Relatively new to cycling, but I assume this is fake / broken / stolen ?

http://cgi.ebay.com/Pinarello-Dogma...90572640780?pt=Road_Bikes&hash=item43a77aa20c


**


----------



## askmass (Sep 28, 2009)

Something certainly does look out of place... oh wait, it's the Dura-Ace!


----------



## robdamanii (Feb 13, 2006)

Ask what the bottom bracket threading is.


----------



## Erion929 (Jun 10, 2010)

Just looked again and the description was EDITED....not sure what version you guys saw when you looked? But, in the original version the seller said he would take $2500 if you wanted to bypass the auction....not the Ebay button "Buy-it-Now" auction mistake, but a typed in sentence with his offer to take $2500. 

Now the sentence got omitted...

**


----------



## robdamanii (Feb 13, 2006)

15 feedback, no feedback as a seller, yes, I saw that sentence with the $2500 offer...

Pass.

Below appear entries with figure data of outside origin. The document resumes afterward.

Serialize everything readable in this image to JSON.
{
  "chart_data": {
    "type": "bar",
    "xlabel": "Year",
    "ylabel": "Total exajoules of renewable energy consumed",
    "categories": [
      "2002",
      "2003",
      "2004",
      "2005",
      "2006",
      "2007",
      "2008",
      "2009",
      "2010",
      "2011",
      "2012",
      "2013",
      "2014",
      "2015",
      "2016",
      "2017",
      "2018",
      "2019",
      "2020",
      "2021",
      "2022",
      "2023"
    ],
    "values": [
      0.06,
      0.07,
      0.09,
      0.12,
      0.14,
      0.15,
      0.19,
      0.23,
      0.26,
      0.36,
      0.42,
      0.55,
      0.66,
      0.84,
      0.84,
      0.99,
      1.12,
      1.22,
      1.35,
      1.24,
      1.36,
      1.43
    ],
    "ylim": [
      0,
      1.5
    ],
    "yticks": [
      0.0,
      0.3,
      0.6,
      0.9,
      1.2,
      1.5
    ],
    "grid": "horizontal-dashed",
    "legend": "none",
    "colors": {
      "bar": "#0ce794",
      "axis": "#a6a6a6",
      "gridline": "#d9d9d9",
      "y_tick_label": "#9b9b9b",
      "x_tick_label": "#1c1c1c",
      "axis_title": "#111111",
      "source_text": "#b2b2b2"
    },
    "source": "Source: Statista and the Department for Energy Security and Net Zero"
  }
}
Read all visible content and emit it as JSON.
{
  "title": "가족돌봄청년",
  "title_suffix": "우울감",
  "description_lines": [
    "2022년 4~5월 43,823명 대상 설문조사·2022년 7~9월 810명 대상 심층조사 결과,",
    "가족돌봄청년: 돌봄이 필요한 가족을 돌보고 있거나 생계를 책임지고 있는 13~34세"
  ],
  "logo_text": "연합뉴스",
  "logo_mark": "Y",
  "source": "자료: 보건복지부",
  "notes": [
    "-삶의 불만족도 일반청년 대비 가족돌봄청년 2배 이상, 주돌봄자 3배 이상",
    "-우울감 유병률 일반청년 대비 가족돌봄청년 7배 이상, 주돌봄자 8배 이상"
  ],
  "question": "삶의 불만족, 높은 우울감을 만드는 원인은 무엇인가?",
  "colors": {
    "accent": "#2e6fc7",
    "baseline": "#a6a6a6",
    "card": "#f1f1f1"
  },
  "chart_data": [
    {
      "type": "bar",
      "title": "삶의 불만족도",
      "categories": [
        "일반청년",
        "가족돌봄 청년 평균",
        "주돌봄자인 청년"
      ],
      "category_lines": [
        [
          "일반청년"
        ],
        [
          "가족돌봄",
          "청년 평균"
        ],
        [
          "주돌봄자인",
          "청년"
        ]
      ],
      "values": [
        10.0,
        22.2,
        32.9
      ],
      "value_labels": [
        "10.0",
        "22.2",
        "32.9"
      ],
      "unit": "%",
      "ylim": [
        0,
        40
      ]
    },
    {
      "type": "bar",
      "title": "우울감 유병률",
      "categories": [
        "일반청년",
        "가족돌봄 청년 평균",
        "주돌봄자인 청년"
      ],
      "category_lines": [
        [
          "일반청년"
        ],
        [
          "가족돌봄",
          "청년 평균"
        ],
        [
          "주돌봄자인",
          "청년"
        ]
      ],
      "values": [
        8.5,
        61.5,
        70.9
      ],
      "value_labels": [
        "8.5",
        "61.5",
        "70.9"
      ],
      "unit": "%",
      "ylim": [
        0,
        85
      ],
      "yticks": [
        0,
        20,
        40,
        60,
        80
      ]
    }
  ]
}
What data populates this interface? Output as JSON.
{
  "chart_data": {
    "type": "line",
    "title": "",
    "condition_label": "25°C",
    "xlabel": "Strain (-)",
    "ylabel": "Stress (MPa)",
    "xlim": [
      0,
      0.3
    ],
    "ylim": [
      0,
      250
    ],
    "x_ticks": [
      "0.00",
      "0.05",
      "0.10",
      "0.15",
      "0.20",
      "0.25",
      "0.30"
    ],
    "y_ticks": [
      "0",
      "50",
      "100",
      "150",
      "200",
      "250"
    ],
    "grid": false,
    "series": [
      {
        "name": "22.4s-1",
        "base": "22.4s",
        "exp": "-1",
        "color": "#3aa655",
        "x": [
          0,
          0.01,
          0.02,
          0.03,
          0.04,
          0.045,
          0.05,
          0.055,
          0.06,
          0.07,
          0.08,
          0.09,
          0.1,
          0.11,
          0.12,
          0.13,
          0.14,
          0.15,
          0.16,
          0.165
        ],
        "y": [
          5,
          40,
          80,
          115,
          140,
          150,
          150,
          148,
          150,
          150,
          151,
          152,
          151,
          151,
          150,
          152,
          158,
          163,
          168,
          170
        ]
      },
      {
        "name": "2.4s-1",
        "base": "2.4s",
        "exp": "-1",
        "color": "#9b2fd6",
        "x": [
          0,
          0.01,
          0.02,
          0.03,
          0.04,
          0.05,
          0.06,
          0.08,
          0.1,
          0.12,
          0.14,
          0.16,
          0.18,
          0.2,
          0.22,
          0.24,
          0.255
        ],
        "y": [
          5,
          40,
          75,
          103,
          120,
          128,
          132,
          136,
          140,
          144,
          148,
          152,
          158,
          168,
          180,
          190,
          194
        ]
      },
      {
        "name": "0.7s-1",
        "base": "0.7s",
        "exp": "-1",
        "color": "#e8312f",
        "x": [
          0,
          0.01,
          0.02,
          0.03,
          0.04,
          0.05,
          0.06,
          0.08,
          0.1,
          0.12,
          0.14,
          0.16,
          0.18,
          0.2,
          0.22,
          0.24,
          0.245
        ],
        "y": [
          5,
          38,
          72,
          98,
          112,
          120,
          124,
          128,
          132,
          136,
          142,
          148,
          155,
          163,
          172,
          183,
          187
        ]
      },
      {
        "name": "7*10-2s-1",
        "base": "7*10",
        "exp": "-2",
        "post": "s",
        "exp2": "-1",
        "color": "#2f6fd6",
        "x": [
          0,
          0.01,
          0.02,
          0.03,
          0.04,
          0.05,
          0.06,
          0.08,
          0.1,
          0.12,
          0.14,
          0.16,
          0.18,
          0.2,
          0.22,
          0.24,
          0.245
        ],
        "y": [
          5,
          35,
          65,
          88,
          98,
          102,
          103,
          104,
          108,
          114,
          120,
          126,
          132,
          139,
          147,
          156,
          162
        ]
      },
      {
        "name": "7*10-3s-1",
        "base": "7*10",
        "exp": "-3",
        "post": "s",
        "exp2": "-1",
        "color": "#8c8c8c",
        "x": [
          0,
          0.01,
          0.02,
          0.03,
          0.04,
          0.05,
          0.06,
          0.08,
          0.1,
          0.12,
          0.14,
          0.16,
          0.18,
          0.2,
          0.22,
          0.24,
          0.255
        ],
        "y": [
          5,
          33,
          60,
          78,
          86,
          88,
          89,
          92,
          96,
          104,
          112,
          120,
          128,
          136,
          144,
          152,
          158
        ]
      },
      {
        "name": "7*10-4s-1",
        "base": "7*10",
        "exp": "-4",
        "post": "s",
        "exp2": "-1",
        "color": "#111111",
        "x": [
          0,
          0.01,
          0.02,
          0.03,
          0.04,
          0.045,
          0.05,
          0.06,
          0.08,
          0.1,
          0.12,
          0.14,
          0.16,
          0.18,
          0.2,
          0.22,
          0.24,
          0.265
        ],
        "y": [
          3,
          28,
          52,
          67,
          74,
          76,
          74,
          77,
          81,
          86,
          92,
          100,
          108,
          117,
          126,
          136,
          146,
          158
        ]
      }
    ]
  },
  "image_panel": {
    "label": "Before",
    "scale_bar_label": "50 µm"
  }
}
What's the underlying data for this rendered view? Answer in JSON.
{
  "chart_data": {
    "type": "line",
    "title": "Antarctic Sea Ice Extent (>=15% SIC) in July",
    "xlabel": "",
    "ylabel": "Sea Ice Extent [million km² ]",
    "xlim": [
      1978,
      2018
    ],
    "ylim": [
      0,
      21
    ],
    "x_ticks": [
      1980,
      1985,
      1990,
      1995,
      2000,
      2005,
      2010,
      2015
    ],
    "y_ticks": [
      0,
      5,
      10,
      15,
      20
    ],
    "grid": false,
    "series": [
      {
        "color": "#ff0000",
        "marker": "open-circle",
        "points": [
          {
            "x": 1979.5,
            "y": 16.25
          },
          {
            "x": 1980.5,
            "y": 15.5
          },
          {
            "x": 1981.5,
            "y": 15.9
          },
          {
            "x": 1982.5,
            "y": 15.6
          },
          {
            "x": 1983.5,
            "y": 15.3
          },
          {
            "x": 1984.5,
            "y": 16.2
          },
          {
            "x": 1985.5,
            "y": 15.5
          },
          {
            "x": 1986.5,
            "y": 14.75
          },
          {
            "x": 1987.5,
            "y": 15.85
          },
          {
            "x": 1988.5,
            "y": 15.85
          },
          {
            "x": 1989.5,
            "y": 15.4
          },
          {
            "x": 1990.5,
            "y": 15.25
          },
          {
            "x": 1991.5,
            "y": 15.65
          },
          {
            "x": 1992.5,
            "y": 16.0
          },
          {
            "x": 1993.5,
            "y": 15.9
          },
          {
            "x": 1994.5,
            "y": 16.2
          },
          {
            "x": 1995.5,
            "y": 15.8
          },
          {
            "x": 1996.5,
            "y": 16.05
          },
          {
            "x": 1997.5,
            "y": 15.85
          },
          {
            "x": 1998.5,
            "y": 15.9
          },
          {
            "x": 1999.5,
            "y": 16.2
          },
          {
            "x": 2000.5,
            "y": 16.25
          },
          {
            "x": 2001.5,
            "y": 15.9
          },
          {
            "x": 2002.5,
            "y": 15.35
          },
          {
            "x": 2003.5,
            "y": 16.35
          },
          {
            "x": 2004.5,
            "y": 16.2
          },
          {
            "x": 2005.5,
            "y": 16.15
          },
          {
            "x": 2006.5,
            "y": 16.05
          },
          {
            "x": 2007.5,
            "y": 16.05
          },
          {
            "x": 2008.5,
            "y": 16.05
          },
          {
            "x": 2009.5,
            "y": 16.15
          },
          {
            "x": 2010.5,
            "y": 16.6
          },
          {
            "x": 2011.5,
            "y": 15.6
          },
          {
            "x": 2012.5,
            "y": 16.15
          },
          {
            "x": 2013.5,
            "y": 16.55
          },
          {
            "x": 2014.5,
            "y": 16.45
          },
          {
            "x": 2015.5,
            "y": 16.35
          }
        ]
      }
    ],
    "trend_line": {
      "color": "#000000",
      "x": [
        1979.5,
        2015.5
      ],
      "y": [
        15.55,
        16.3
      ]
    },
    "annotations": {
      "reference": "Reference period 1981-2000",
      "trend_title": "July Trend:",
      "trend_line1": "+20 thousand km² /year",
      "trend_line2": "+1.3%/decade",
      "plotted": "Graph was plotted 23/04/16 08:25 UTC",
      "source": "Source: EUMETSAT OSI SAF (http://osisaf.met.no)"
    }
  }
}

Something's not right.


----------



## terrain (Apr 19, 2009)

Erion929 said:


> Relatively new to cycling, but I assume this is fake / broken / stolen ?
> 
> http://cgi.ebay.com/Pinarello-Dogma...90572640780?pt=Road_Bikes&hash=item43a77aa20c
> 
> ...


No problem as long as you are local and can cash and carry.....if not it appears to be a pass.


----------



## Cinelli 82220 (Dec 2, 2010)

Sellers who want to bypass auctions are usually scammers.


----------



## BrianVarick (Apr 13, 2010)

^Not always, the ebay bill for something like that would definitely be in the $100's so I would love to deal outside of ebay as well.


----------



## rhauft (Aug 8, 2006)

Cinelli 82220 said:


> Sellers who want to bypass auctions are usually scammers.


eBay fees have gotten way out of hand in the last few years, especially on big ticket items over $1K. I've been buying and selling on ebay since 1998. On big ticket items I sometimes try to complete the transaction off site in order to save fees. Only as long as I have faith in the client and visa versa.


----------



## Cinelli 82220 (Dec 2, 2010)

*Interesting*

How do you protect yourself against fraud? Do you use Paypal or an escrow service?

Just wondering because I have a ton of stuff I'd like to get rid of on EBay.


----------



## rhauft (Aug 8, 2006)

Cinelli 82220 said:


> How do you protect yourself against fraud? Do you use Paypal or an escrow service?
> Just wondering because I have a ton of stuff I'd like to get rid of on EBay.


Always use paypal to finalize. It offers more protection than eBay. When a bidder tries to low-ball me, I usually counter offer with an "off line" price. You can then send him a direct invoice from PayPal.


----------



## erj549 (Jul 26, 2008)

Cinelli 82220 said:


> How do you protect yourself against fraud? Do you use Paypal or an escrow service?
> 
> Just wondering because I have a ton of stuff I'd like to get rid of on EBay.


*Always* insure your stuff and get tracking on it when you ship something.


----------



## bikerjulio (Jan 19, 2010)

"listing removed". usual action taken if eBay suspects fraud.


----------



## netman68 (Jun 8, 2011)

it seems like fraud better to just goto a lbs


----------